SB220 (Gardner) Post-Secondary Enrollment Options Program: Removes the prohibition on charging students fees for participating in dual enrollment programs or in alternative funding arrangements under the Post-Secondary Enrollment Options Program.
SB223 (Gardner) Information Technology Infrastructure Grants: Requires the Ohio School Facilities Commission to develop a procedure for awarding information technology infrastructure grants to public primary and secondary schools and school districts.
More on STEAM: Nancy Flanagan asks in Education Weekʻs Teacher in a Strange Land blog about what happens when teachers decide to integrate the arts in STEM, and how students can be better engaged in those lessons.
The author writes that, “…it’s not easy to integrate rich arts practice or content into science and math instruction. Especially when the assumption is that good curriculum begins with “core subjects,” the arts acting as a kind of color commentary.”
She goes on to say that “traditional classroom practice is not designed to encourage multi-disciplinary mash-ups, no matter how many posters of Einstein playing the violin we strew around our classrooms.”
Making sure that all five content areas of STEAM are being taught in every lesson becomes very complex, and if the lessons are not relevant to students and their interests, the students will not be engaged.
She concludes, “If you want to teach kids how to apply core knowledge, however, you have to do the hard work of fitting the concepts to problems that genuinely engage kids.”
See “STEAM-Roller” by Nancy Flanagan, Education Week blog, October 31, 2013.
LA Music Centerʻs Curriculum Now Online: The Los Angeles Music Center made its Artsource® curriculum available to educators online on October 31, 2013. The curriculum includes 69 units of study in music, theater, and dance, and integrates the arts with other subject areas, such as language arts, social studies, history and science. The curriculum includes multicultural art forms and media, and guides students through varied levels of standards-based lessons. The lessons are aligned to the California Visual and Performing Arts Framework and Arts Standards and include clear student outcomes and criteria for meaningful tasks and assessment questions.
The LA Music Centerʻs Curriculum is available.
Studying the Arts Leads to More Patents and Businesses: Researchers at Michigan State University, Center for Community Economic Development, published a study in April 2013 that shows that, “…disposing of arts and crafts may have negative consequences for the countryʻs ability to produce innovative scientists and engineers who invent patentable products and found new companies.”
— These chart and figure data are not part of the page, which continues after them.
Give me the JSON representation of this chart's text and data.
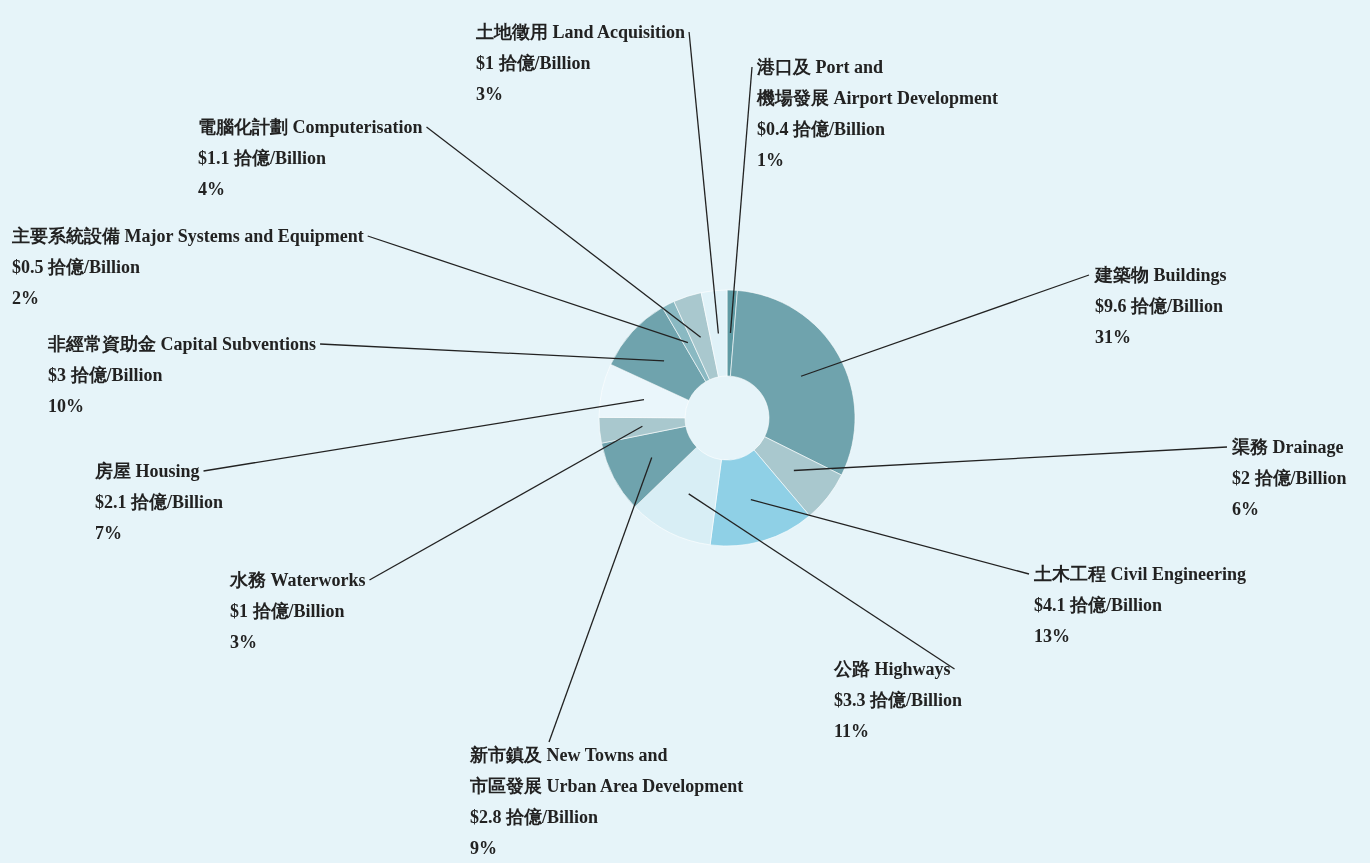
{
  "chart_data": {
    "type": "donut",
    "categories": [
      "港口及 Port and\n機場發展 Airport Development",
      "建築物 Buildings",
      "渠務 Drainage",
      "土木工程 Civil Engineering",
      "公路 Highways",
      "新市鎮及 New Towns and\n市區發展 Urban Area Development",
      "水務 Waterworks",
      "房屋 Housing",
      "非經常資助金 Capital Subventions",
      "主要系統設備 Major Systems and Equipment",
      "電腦化計劃 Computerisation",
      "土地徵用 Land Acquisition"
    ],
    "values": [
      0.4,
      9.6,
      2,
      4.1,
      3.3,
      2.8,
      1,
      2.1,
      3,
      0.5,
      1.1,
      1
    ],
    "value_labels": [
      "$0.4 拾億/Billion\n1%",
      "$9.6 拾億/Billion\n31%",
      "$2 拾億/Billion\n6%",
      "$4.1 拾億/Billion\n13%",
      "$3.3 拾億/Billion\n11%",
      "$2.8 拾億/Billion\n9%",
      "$1 拾億/Billion\n3%",
      "$2.1 拾億/Billion\n7%",
      "$3 拾億/Billion\n10%",
      "$0.5 拾億/Billion\n2%",
      "$1.1 拾億/Billion\n4%",
      "$1 拾億/Billion\n3%"
    ],
    "colors": [
      "#5e9aa3",
      "#6fa3ad",
      "#a9c8ce",
      "#8fd0e6",
      "#d8eef5",
      "#6fa3ad",
      "#a9c8ce",
      "#eaf6fb",
      "#6fa3ad",
      "#8ab9c2",
      "#a9c8ce",
      "#e0f2f8"
    ]
  }
}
According to an abstract of the study, the researchers tracked the 1995 graduates of Michigan State Universityʻs Honors College in science and technology, and found that the graduates who have an extensive background in arts and crafts also have more patentable inventions and have created more new companies than average. The graduates also reported that, “… their innovative ability is stimulated by their arts and crafts knowledge”. Craft skills are defined as hobbies, including carpentry, quilting, electronics, photography, electronics, etc.
According to the abstract, “…lifelong participation and exposure in the arts and crafts yields the most significant impacts for innovators and entrepreneurs.”
The study is available for purchase: “Arts and Crafts Critical to Economic Innovation” by Rex LaMore1, Robert Root-Bernstein, Michele Root-Bernstein, John H. Schweitzer, James L. Lawton, Eileen Roraback, Amber Peruski1, Megan VanDyke1, and Laleah Fernandez, Economic Development Quarterly, April 28, 2013
An abstract of the study is available.
Information about the study is also available in Chapter 6 in the book Creating Communities: Art Works in Economic Development, Edited by Michael Rushton with a foreword by Rocco Landesman, The Brookings Institute, 2013. Chapter 6 is entitled, “Arts, Crafts, and STEM Innovation: A Network Approach to Understanding the Creative Knowledge Economy” by Robert Root-Bernstein, Rex La More, James Lawton, John Schweitzer, Michele Root-Bernstein, Eileen Roraback, Amber Puruski, and Megan VanDyke.